Geese were the noisiest feature. Several hundred Greylags took to the fields around Glynde and Beddingham, attracted by the stubble. These are distinctly short-distance migrants, likely to have bred on the ponds and lakes of Sussex rather than the Greenland tundra (apologies to Emily T, whose romantic dreams of the wild North have been dashed).
At the end of each summer, large numbers of geese (mainly Canadas) congregate on the bigger bodies of water, such as Arlington and Barcombe Reservoirs. These birds spend the night on the water, but like to feed out in the fields for most of the daylight hours, and a few hundred head our way. Amongst them there sometimes a few oddities – of the 250 or so Greylags along Mill Lane in mid-September there were a few white geese of some kind – farmyard variations, or feral Snow Geese perhaps.

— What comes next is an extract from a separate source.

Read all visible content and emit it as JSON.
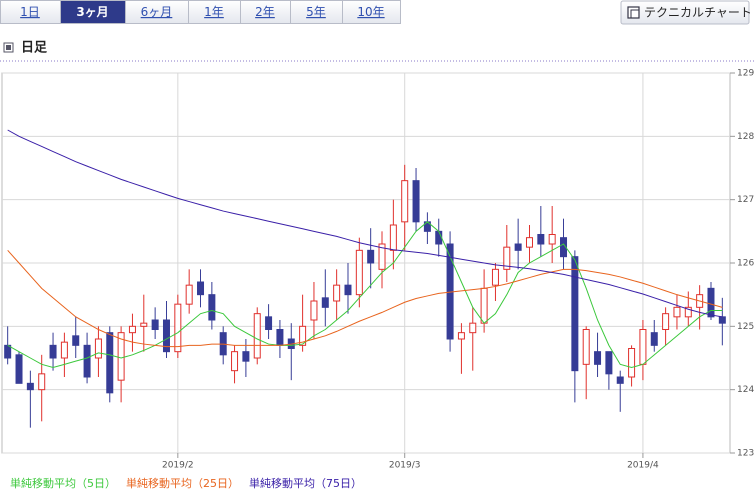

Whatever their origins, they’re a real spectacle as they fly along the Reach, particularly when Mount Caburn is their backdrop. Occasionally they deviate a bit closer to the Downs, and the 45 Greylags that flew over our garden in Firle on 21st September were a first for me.
Other new birds seen in the month were a bit smaller. On the evening of 4th September a Common Sandpiper flew over the Ram, calling distinctively in the dark. Early in the month, a few smart Yellow Wagtails were knocking around the paddocks at Place Farm – they love to feed around livestock – joining the local Pieds and one or two Grey Wagtails. This is the only time of year where you’re likely to encounter all three species together.
The build up of House Martins and Swallows peaked at at least 400, and on the morning of the 12th there was at least one Sand Martin with them. After the single Redstart mentioned last month, Paul S went out and found a few more along the escarpment, with a high count of seven (plus the long staying garden bird in the village) on the 13th September. There were three Wheatears on the same date. Meanwhile, the pair of Stonechats remaining on the escarpment near Firle Bostal seem to be local residents – it’s good, after the hard winters to which they can succumb, to have this species hanging on.
This morning, the day of the equinox, a walk on the escarpment revealed the first four Siskins of the autumn, and many Chiffchaffs, which have now taken over from the Willow Warblers as Most Common Little Green Thing. At times there were Swallows across the sky in all directions, a sight apparently repeated across Sussex during what must have been a big Swallow migration event. Within a few weeks we’ll be seeing the last of these Swallows, and martins, and welcoming the season’s first winter thrushes, the Bramblings and the Firecrests.